Like most industries, the recycling industry has business cycles that go up and down but even the “ups” these days for some of the materials collected just means that the processor is willing to take it for free — and the downs is seeing the recyclables end up in landfills.
There’s not a lot we can do locally about global markets but we can do our part to make sure to provide as “contaminant free” recyclables as possible.
In market times like this even the slightest trash mixed in the recyclables will cause the secondary users to reject the materials so it’s a good time to be overly zealous in following the rules on our recycling bins.
The City of Kent has a contract with Portage County Solid Waste District (“Portage Recycles”) to run the City’s recycling programs — and Bill Steiner, the Executive Director is the guy with the sleepless nights worrying about moving his product.

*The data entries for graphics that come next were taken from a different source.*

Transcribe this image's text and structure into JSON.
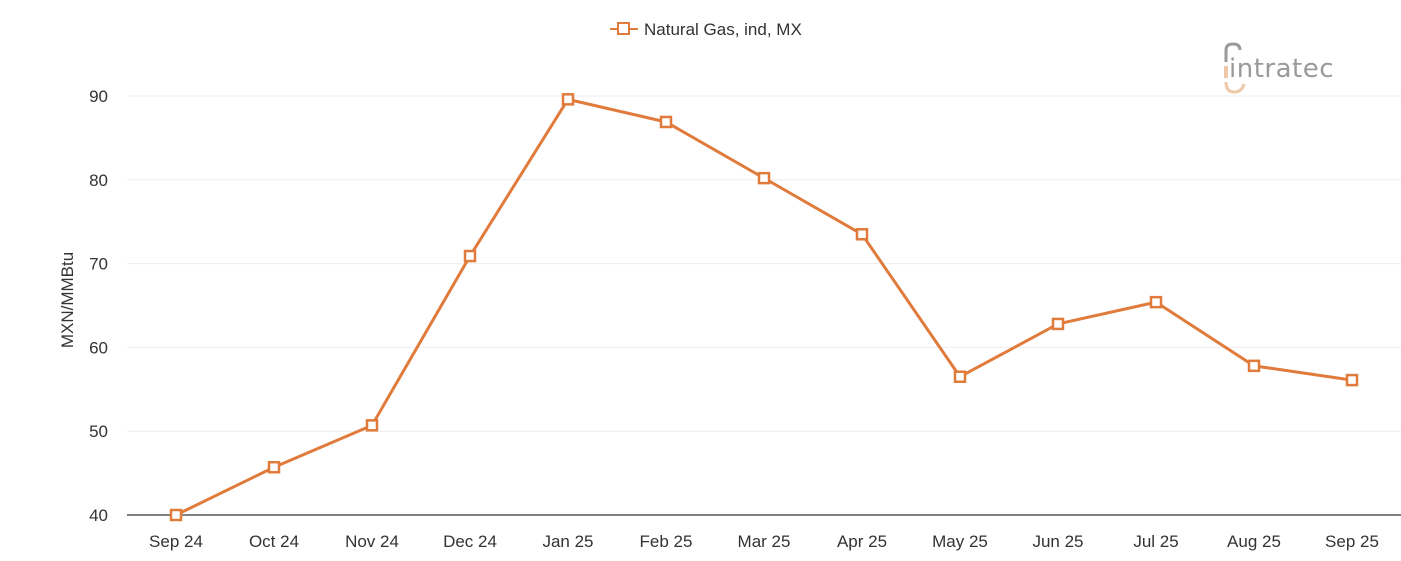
{
  "legend": {
    "label": "Natural Gas, ind, MX"
  },
  "logo": {
    "text": "intratec",
    "icon": "intratec-logo-icon"
  },
  "colors": {
    "series": "#e07b3c",
    "grid": "#eeeeee",
    "axis": "#555555",
    "text": "#333333",
    "logo_gray": "#9a9a9a",
    "logo_accent": "#efc8a8"
  },
  "chart_data": {
    "type": "line",
    "title": "",
    "xlabel": "",
    "ylabel": "MXN/MMBtu",
    "ylim": [
      40,
      90
    ],
    "yticks": [
      40,
      50,
      60,
      70,
      80,
      90
    ],
    "grid": true,
    "legend_position": "top-center",
    "marker": "open-square",
    "categories": [
      "Sep 24",
      "Oct 24",
      "Nov 24",
      "Dec 24",
      "Jan 25",
      "Feb 25",
      "Mar 25",
      "Apr 25",
      "May 25",
      "Jun 25",
      "Jul 25",
      "Aug 25",
      "Sep 25"
    ],
    "series": [
      {
        "name": "Natural Gas, ind, MX",
        "values": [
          40.0,
          45.7,
          50.7,
          70.9,
          89.6,
          86.9,
          80.2,
          73.5,
          56.5,
          62.8,
          65.4,
          57.8,
          56.1
        ]
      }
    ]
  }
}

Here’s a recent appeal from Bill that he sent around to his “suppliers” — all of the cities that rely on Portage County recycling.
EMAIL FROM BILL STEINER:
Below you will find a link to a recent news video that was on the NBC Nightly news. Please share this email and information with your colleagues. It is very important that the recyclables collected by the District have as few contaminates as possible. We are in the process of preparing a new education and awareness campaign for the residents of Portage County.
Attached (in the link below) is a news article that recently ran in Tacoma Washington that was sent to me by my counterpart. This is a very good indicator of what is happening as a result of the initiatives in the newest Environmental policies in China. Prior to January 2018, the U.S. contributed 40% of all recyclable material processed in China. With their reduction in allowable contaminants and recent ban on mixed plastics and mixed paper, the processing centers throughout North America are struggling to clean up the material collected from many curbside programs as well as continuing to find markets that will accept it.
This message has become our reality.